Aaaargh! I guess I should get used to the fact that, more often than not, the post will NOT finish the story over here!

You, sir, have a talent for choosing where to put the cliffhanger!
Love this story! and my own birthday is tomorrow, so I am going to kinda live vicariously through HLS. My hubby and I are too sleep deprived to celebrate in earnest, so I hope this might give him some ideas.

Hurry up with part two. Consider it your b-day gift to me.

I am so on the edge of my seat. Been reading the blog to my baby girl, Lorelei and she also can't wait for the thrilling next installment.
Listen, MM, I know this is a family blog, but you are a complete and utter fuck for not finishing such an amazing story... and I say that with all due respect.

Seriously, as I've said before, you have a pitch-perfect writing voice, one that forces me to toss aside my maturity and be squarely jealous (and to use the word fuck for heaven's sake!)...

As for the details of the story, well, I am astonished at the courage you show in giving us, your readers, such intimacy, especially when you consider that your readers are people you've (probably mostly) never met.

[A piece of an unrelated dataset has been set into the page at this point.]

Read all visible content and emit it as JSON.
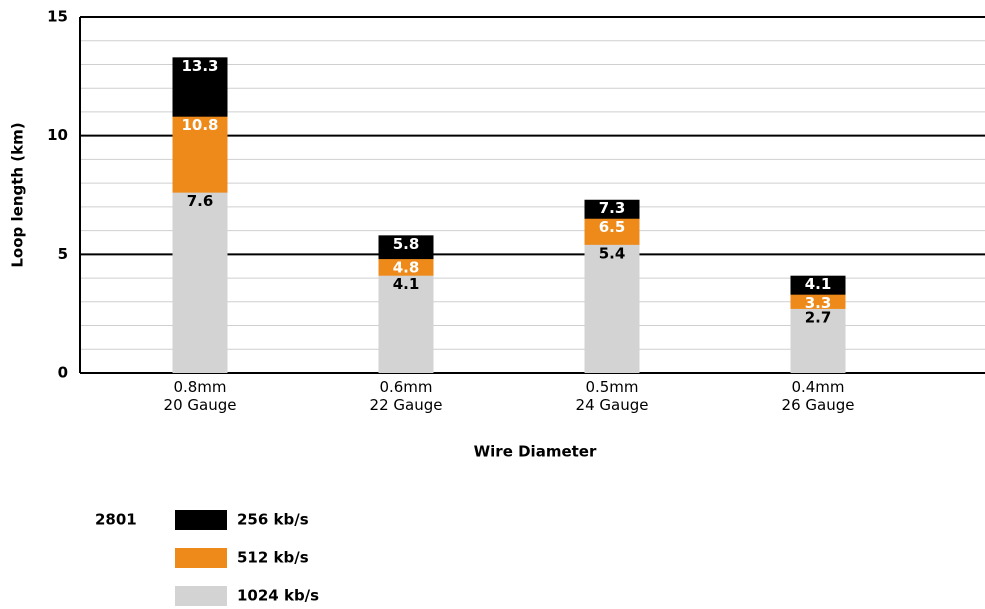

I admire you for this (and for being such a good guy, for that is what a man should be)...

thanks for everything,

(who tries every day to be a good guy)

NP: Sequoia by Eric Tingstad, Nancy Rumbel and David Lanz
This story just reminded me I need to go dump my boyfriend. Good thing there is a great big gaping hole in this story that is leaving me with plenty of time to go do that.

I only love surprises when people don't tease in advance that they are "going to" surprise you... then it just pisses me off.
I see you're passing the ellipses down to the next generation...
Is it weird that I almost feel like I'm trying to woo HLS right now?
OK im officially addicted.
I love that you took matters into your own hands.
Is the next part here yet? BECAUSE I CAN'T SEE IT.
HOW adorable...yeesh. I've met plenty of sweet guys, but few of them are thoughtful. My boyfriend is, unfortunately, lacking that characteristic.